I am having an issue with running blastx (using the ncbi-blast-2.6.0+ binaries) via the cluster and I was wondering if anyone could help.
I split my genome (in .fa format) into 100 pieces (to allow parallelisation and speed up the process) and then submitted each section to blastx against the nr database using the following command (via a cluster)
blastx -db nr -num_threads 8 -evalue 1e-10 -query part-001.fa -out part-001.fa.RESULT.xml -outfmt 14
The input query file, part-001.fa has 210 genes in it (the entire genome has ~ 21 000 genes), but the output XMl file (part-001.fa.RESULT.xml), when loaded into blast2go, only has 75 genes. So I'm missing about 65% of my genes in the final output. When I load all 100 result xml files, I have around 600 genes.

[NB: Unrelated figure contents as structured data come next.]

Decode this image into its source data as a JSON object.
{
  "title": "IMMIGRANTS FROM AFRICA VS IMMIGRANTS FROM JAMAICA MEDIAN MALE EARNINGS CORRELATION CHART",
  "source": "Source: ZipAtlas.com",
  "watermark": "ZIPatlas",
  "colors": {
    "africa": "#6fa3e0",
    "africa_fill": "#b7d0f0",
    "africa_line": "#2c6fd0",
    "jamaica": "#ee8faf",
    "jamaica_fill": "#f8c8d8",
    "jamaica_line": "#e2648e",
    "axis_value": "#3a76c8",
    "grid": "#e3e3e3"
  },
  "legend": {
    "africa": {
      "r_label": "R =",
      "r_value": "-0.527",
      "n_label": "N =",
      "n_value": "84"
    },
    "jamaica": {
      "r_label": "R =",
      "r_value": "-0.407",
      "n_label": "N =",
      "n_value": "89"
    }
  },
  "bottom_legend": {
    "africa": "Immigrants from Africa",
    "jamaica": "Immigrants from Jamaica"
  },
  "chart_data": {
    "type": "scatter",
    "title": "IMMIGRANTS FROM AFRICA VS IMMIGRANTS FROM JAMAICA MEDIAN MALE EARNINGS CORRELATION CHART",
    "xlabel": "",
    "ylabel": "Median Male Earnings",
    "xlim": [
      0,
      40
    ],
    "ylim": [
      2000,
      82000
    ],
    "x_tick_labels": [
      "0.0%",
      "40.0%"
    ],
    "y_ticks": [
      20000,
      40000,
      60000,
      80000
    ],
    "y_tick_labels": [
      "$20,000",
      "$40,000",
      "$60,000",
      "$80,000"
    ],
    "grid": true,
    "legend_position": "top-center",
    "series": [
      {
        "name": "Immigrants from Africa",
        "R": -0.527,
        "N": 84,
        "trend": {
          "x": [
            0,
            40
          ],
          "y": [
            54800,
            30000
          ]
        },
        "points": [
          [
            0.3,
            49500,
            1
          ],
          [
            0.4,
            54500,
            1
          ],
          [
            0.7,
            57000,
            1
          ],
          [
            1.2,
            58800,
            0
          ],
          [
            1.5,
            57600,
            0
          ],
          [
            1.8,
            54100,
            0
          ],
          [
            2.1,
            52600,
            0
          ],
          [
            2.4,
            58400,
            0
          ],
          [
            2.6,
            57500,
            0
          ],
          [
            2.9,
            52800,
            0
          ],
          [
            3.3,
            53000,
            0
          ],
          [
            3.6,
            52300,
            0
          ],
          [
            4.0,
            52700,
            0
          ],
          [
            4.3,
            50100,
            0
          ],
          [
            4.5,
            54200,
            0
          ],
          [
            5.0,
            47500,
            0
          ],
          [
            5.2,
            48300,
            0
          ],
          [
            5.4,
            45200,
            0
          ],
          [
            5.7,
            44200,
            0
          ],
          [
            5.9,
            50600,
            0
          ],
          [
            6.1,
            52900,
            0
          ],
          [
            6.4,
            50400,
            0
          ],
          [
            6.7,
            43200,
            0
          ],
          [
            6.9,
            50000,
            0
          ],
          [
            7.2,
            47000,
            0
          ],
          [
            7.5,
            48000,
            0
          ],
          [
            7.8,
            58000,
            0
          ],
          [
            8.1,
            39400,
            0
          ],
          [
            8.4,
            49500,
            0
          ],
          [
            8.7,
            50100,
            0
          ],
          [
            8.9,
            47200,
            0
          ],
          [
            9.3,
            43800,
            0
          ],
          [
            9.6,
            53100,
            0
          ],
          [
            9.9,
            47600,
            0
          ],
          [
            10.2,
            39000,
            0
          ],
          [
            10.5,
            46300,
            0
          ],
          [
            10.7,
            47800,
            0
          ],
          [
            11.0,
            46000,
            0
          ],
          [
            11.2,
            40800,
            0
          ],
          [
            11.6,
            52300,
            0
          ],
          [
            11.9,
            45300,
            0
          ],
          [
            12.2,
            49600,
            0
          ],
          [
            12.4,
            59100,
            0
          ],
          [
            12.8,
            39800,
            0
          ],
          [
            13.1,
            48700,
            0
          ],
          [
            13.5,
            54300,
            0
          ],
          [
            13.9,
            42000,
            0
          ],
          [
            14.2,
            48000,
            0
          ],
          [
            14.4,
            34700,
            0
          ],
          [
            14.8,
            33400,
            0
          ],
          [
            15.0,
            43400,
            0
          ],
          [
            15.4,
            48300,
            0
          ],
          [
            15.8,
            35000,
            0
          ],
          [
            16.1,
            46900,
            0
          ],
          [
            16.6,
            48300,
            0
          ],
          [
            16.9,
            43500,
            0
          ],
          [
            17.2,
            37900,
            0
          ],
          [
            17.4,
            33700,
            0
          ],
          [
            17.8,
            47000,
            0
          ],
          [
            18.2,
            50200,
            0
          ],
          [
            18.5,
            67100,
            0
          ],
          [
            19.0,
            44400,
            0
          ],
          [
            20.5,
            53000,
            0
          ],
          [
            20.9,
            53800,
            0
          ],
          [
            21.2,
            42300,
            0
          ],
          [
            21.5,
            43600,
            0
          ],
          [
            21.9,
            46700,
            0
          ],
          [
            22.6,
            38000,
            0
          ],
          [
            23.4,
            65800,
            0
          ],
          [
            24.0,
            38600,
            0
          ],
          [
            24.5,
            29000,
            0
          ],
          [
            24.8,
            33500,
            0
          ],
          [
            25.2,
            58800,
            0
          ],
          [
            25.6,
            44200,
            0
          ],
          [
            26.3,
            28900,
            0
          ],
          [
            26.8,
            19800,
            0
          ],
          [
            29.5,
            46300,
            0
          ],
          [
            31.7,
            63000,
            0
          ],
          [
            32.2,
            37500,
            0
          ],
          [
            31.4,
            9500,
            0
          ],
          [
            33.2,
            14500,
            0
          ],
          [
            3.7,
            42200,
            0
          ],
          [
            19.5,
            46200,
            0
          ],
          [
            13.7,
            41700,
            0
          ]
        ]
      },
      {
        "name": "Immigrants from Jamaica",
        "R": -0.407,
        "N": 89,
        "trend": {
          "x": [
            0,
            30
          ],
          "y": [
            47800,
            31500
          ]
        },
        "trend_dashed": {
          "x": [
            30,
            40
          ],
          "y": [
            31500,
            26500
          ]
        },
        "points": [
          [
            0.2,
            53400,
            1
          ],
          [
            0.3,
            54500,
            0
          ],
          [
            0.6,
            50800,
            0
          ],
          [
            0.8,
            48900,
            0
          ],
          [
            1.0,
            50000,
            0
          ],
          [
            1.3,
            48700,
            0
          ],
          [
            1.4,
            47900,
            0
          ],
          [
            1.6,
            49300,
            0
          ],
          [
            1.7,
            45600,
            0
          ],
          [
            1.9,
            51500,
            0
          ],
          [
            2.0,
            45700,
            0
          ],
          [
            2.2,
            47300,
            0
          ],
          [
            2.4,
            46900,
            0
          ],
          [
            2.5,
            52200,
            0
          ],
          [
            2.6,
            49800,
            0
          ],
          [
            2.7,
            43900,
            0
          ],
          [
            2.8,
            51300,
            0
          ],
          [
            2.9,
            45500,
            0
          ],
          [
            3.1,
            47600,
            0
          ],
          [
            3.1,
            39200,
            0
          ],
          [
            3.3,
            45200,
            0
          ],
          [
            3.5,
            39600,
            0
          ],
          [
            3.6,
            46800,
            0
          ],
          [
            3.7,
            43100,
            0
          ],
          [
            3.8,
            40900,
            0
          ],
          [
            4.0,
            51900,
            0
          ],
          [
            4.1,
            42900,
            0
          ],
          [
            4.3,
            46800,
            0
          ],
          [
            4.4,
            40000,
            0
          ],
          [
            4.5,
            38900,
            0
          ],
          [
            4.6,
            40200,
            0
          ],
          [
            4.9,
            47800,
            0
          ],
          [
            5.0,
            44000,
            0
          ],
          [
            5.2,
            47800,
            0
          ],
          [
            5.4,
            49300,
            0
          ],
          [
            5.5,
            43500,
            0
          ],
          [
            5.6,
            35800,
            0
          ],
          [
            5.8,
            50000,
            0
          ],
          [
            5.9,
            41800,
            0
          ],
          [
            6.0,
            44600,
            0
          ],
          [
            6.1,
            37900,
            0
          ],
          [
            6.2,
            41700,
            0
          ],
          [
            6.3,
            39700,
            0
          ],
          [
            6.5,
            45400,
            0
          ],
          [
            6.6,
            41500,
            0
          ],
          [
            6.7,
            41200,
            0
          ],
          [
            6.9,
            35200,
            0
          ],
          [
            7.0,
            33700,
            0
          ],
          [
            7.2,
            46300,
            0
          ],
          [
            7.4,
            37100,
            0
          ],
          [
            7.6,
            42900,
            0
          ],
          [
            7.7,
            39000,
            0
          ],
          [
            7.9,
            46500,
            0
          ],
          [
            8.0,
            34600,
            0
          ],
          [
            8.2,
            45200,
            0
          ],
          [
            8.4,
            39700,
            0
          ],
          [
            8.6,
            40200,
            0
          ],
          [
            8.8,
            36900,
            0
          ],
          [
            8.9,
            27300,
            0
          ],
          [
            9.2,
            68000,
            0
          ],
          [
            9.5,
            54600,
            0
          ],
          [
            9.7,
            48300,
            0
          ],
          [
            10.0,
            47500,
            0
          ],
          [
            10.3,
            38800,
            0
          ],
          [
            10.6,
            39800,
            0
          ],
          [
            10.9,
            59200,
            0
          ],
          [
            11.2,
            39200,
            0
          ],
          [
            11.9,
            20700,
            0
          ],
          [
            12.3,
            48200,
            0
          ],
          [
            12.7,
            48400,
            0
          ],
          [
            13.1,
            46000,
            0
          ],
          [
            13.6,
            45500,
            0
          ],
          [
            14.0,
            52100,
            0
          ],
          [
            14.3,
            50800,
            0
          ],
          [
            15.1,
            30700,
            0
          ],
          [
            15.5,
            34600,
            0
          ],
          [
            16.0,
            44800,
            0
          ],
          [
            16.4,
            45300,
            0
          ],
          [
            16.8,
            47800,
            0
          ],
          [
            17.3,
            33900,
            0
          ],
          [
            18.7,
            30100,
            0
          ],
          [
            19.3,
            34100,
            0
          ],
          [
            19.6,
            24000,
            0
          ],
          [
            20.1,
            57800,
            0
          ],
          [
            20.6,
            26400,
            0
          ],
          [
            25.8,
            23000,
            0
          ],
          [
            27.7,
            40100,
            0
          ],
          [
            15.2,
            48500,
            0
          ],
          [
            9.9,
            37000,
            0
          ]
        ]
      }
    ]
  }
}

I had a closer look at the genes in the ouput file and the ones in the input file and it seemed as though blast was only analysing the first 75 files in each fasta sequence and then not bothering with the rest. The second file, it only analysed 60 out of 188 and so on.
Obviously this isn't ideal, as I'm missing about 65% of my total output! Can anyone offer any ideas as to why blastx might only be reading the first ~35% of sequences in each fasta file?
EDIT: I should also point out that I requested 1GB per job on the cluster and each outfile was about 60mb, so I don't think it's because the jobs are terminating early because of a lack of memory.